Structuring Your Tasks

Tips & Tricks

These are some general guidelines for programming with jug.

What can be a task?

Almost any named function can be a task.

What should be a task?

The trade-off is between tasks that are too small (you have too many of them and the overhead of jug will overwhelm your process) or too big (and then you have too few tasks per processor.

As a rule of thumb, each task should take at least a few seconds, but you should have enough tasks that your processors are not idle.

Task size control

Certain mechanisms in jug, for example, jug.mapreduce.map and jug.mapreduce.mapreduce allow the user to tweak the task breakup with a couple of parameters

In map for example, jug does, by default, issue a task for each element in the sequence. It rather issues one for each 4 elements. This expects tasks to not take that long so that grouping them gives you a better trade-off between the throughput and latency. You might quibble with the default, but the principle is sound and it is only a default: the setting is there to give you more control.

Identifying tasks

In the module jug.hash, jug attempts to construct a unique identifier, called a hash, for each of your tasks. For doing that, the name of the function involved invoked in the task together with the parameters that it receives are used. This makes jug easy to use but has some drawbacks:

  • If your functions take long/big arguments, the hash process will potentially be costly. That’s a common situation when you are processing arrays for example, or if you are using sets/dictionaries, in which case the default handling needs to get a sorted list from the elements of the set/dictionary.

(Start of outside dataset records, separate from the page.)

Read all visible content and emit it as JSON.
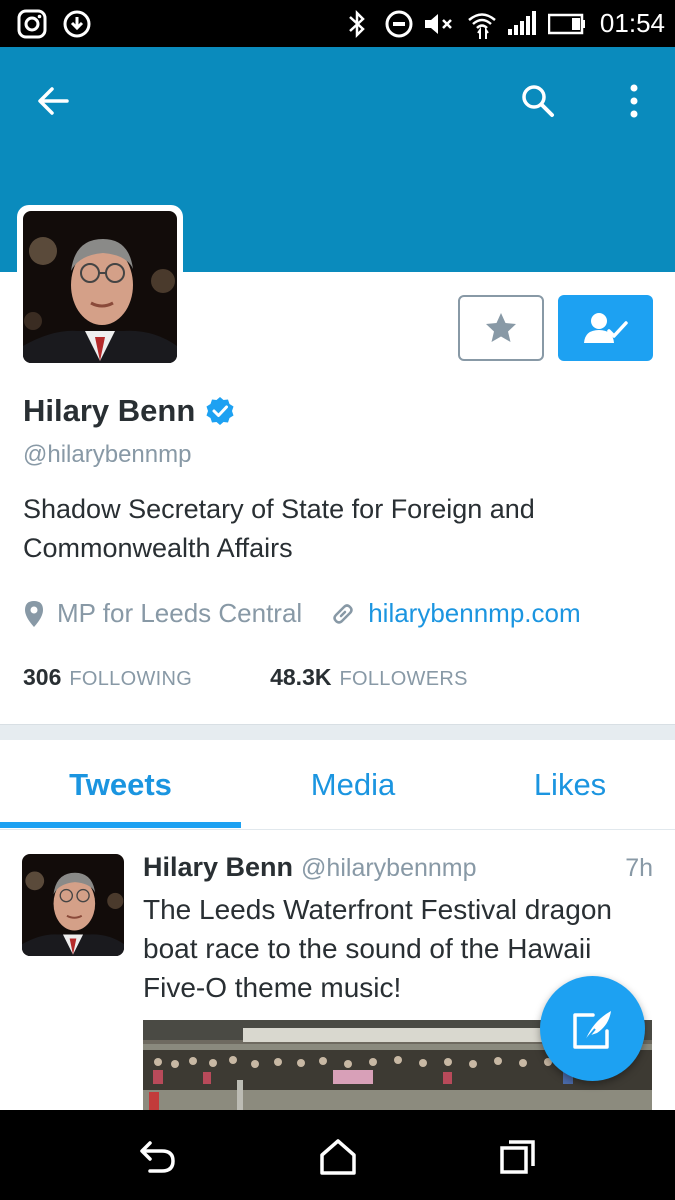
{
  "status_bar": {
    "time": "01:54",
    "icons": [
      "instagram-icon",
      "download-icon",
      "bluetooth-icon",
      "do-not-disturb-icon",
      "muted-volume-icon",
      "wifi-icon",
      "cellular-signal-icon",
      "battery-icon"
    ]
  },
  "header": {
    "icons": [
      "back-arrow-icon",
      "search-icon",
      "more-vertical-icon"
    ],
    "color": "#0a8bbd"
  },
  "profile": {
    "display_name": "Hilary Benn",
    "verified": true,
    "handle": "@hilarybennmp",
    "bio": "Shadow Secretary of State for Foreign and Commonwealth Affairs",
    "location": "MP for Leeds Central",
    "url": "hilarybennmp.com",
    "following_count": "306",
    "following_label": "FOLLOWING",
    "followers_count": "48.3K",
    "followers_label": "FOLLOWERS",
    "buttons": [
      "star-icon",
      "following-person-check-icon"
    ]
  },
  "tabs": [
    {
      "label": "Tweets",
      "active": true
    },
    {
      "label": "Media",
      "active": false
    },
    {
      "label": "Likes",
      "active": false
    }
  ],
  "tweet": {
    "name": "Hilary Benn",
    "handle": "@hilarybennmp",
    "time": "7h",
    "text": "The Leeds Waterfront Festival dragon boat race to the sound of the Hawaii Five-O theme music!"
  },
  "nav_bar": {
    "icons": [
      "back-nav-icon",
      "home-nav-icon",
      "recents-nav-icon"
    ]
  },
  "colors": {
    "accent": "#1da1f2",
    "link": "#1b95e0",
    "muted_text": "#8899a6"
  }
}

  • Jug might not know how to handle the types of your arguments,

  • Arguments might be equivalent, and thus the tasks should be identified in the same way, without jug knowing. As a very contrived example, suppose that a task uses an argument which is an angle and for the purpose of your program all the values are equivalent modulo 2*pi.

If you control the types of your arguments, you can add a __jug_hash__ method to your type directly. This method should return a string:

class MySpecialThing:
    def __jug_hash__(self):
        return some_string

Alternatively, you can use jug.utils.CustomHash in the case where you cannot (or rather, would not) change the types:

from jug.utils import CustomHash
def my_hash_function(x):
    return some_string_based_on_x

complex = ...
value = CustomHash(complex, my_hash_function)

Now, value behaves exactly like complex, but its hash is computed by calling my_hash_function.